Gastos com o PAC caem quase pela metade em 2009

Fonte: O Estado de S. Paulo

Gasto médio diário do programa está em R$ 17,3 milhões; em 2008, foi de R$ 31,1 milhões

Rio de Janeiro – O governo federal só investiu, até o dia 12 de março, uma parcela de R$ 1,23 bilhão, ou 5,2%, do total de R$ 20,7 bilhões de recursos autorizados do Programa de Aceleração do Crescimento (PAC) no Orçamento Geral da União (OGU) para 2009 (sem incluir os investimentos das estatais que também foram inseridos no PAC). O período até 12 de março corresponde a aproximadamente 20% do ano, o que contrasta com a parcela de apenas 5,2% do PAC no OGU que já foi efetivamente gasta.
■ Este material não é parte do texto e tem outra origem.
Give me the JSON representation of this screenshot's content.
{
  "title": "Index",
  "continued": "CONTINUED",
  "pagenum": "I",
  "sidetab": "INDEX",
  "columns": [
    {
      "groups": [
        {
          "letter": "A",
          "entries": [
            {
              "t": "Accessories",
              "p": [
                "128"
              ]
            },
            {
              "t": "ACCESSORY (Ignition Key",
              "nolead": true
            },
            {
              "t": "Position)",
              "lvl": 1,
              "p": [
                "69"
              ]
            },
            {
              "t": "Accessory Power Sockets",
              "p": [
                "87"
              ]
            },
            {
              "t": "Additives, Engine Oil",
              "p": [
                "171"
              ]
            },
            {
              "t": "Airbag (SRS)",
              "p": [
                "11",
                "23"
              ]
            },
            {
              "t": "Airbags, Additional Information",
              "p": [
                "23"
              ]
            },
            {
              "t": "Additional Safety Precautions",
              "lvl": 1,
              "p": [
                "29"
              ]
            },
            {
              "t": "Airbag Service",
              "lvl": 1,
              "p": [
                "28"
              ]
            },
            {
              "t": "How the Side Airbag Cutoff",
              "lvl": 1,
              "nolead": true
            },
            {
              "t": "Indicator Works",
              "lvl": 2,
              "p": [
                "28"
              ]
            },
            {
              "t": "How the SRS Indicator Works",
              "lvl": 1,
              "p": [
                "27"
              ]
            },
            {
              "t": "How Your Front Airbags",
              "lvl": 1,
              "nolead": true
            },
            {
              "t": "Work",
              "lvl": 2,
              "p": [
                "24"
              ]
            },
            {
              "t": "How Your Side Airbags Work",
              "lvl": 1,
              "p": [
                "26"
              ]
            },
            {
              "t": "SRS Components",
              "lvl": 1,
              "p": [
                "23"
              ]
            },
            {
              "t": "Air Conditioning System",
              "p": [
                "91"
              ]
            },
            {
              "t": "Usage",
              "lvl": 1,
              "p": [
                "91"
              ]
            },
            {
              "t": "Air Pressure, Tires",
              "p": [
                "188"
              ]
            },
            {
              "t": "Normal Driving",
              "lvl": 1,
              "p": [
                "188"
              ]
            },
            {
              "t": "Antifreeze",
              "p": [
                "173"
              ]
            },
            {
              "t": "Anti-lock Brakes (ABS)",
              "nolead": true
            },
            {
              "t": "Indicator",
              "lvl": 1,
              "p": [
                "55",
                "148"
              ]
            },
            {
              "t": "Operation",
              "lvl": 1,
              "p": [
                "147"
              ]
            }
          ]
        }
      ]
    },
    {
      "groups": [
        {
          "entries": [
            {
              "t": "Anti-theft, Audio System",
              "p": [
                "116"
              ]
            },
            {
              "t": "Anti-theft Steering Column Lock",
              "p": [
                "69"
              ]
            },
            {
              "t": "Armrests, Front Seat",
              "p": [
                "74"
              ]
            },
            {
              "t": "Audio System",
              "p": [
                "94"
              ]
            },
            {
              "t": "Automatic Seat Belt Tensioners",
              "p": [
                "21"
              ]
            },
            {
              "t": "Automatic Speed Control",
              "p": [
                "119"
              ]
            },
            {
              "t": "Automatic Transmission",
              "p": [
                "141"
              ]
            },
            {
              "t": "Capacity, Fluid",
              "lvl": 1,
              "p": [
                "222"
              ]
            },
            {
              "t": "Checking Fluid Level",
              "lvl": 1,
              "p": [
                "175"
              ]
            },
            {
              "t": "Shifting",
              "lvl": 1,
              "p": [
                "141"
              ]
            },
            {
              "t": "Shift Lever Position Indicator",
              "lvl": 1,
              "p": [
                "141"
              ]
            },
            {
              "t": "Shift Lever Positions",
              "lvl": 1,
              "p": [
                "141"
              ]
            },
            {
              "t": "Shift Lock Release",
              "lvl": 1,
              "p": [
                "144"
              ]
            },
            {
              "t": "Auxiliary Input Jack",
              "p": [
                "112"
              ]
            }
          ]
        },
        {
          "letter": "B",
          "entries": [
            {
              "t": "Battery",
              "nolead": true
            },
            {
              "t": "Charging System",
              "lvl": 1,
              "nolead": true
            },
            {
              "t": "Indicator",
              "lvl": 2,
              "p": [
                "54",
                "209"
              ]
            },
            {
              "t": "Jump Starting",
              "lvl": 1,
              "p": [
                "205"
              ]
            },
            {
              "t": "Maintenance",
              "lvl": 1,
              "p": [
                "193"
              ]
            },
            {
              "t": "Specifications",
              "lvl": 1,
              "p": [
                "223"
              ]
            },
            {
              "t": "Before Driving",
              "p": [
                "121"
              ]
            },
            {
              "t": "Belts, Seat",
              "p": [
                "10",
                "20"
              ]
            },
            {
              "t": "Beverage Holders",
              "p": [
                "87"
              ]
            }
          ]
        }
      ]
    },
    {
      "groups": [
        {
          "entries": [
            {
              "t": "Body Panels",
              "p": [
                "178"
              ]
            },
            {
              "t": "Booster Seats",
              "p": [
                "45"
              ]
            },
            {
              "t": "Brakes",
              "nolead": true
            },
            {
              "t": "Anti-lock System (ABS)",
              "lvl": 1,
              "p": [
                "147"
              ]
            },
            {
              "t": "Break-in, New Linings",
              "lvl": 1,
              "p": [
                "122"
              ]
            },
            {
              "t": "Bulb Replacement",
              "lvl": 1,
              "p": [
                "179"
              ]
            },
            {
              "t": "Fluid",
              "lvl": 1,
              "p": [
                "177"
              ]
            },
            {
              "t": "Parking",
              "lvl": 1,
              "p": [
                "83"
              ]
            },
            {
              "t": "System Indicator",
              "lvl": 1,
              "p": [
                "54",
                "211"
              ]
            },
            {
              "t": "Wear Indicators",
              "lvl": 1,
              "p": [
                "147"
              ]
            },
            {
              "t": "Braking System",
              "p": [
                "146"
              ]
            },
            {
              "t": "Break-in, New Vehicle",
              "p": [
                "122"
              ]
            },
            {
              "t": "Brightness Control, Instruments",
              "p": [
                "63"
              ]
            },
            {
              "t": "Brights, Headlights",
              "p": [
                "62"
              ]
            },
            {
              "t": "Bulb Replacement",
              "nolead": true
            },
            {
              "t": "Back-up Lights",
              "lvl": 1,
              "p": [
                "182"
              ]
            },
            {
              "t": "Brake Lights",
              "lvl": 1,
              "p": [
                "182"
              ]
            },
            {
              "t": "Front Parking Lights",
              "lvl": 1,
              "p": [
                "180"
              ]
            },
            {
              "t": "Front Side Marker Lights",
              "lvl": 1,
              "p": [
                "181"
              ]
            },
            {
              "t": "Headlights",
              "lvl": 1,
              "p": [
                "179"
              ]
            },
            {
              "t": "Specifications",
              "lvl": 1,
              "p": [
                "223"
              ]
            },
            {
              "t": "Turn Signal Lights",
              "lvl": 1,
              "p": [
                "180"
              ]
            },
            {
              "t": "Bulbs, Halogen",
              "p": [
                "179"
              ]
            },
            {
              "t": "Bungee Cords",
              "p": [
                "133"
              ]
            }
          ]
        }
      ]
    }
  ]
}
O valor de gastos diários com o PAC em 2009 está em R$ 17,3 milhões, pouco mais da metade da média diária de R$ 31,1 milhões de 2008. “Se o ritmo atual for mantido ao longo do ano, os investimento do PAC serão 45% menores do que os de 2009”, diz o economista José Roberto Afonso, especialista em contas públicas da José Roberto Afonso & Colaboradores.

Afonso, que já colaborou com os tucanos, fez esses cálculos com base nos números do site Contas Abertas, dedicado às contas públicas. O economista observa que a economia brasileira produz algo como R$ 8,2 bilhões por dia, o que poderia ser visto como um “PIB diário”. O valor do PAC executado até agora, nota Afonso, corresponde a apenas 0,2% do PIB esperado para o período até 12 de março. Isso significa que o efeito anticíclico (isto é, de se contrapor à recessão) dos investimentos do PAC até agora é mínimo – a política anticíclica típica geralmente significa aumentar o investimento público em alguns pontos porcentuais do PIB.

RESTOS A PAGAR – Na verdade, os gastos do PAC no Orçamento no ano – estritamente considerados – foram de apenas R$ 155 milhões, ou 0,8% do total. Afonso explica, porém, que outros R$ 1,07 bilhão do PAC já foram investidos em 2009 na rubrica “restos a pagar” de 2008. A soma, portanto, é de R$ 1,23 bilhão.

O PAC não é o único veículo dos investimentos públicos, e aqueles números não incluem os investimentos das estatais. Ainda assim, o PAC é visto como um dos principais instrumentos do governo para acelerar o ritmo das obras públicas, como política anticíclica para tentar evitar o mergulho na recessão.

O economista Ricardo Carneiro, da Unicamp, por exemplo, defendeu, em recente reportagem do Estado, que os investimentos do governo e das estatais saltem de 3,5% para 5% do PIB como política fiscal anticíclica.

Ele acredita que isso pode ocorrer com o “suporte do mapeamento de projetos realizados pelo PAC”. Concretamente, porém, em relação ao Orçamento, essa expansão de investimentos via PAC não parece estar ocorrendo ainda.

NÚMEROS:

R$ 1,23 bilhão é o total dos gastos do governo com o PAC até o dia 12 de março. Isso representa 5,2% do total de recursos autorizados para o programa no Orçamento 45% menores que os gastos de 2008 serão os desembolsos deste ano, mantendo-se o ritmo atual.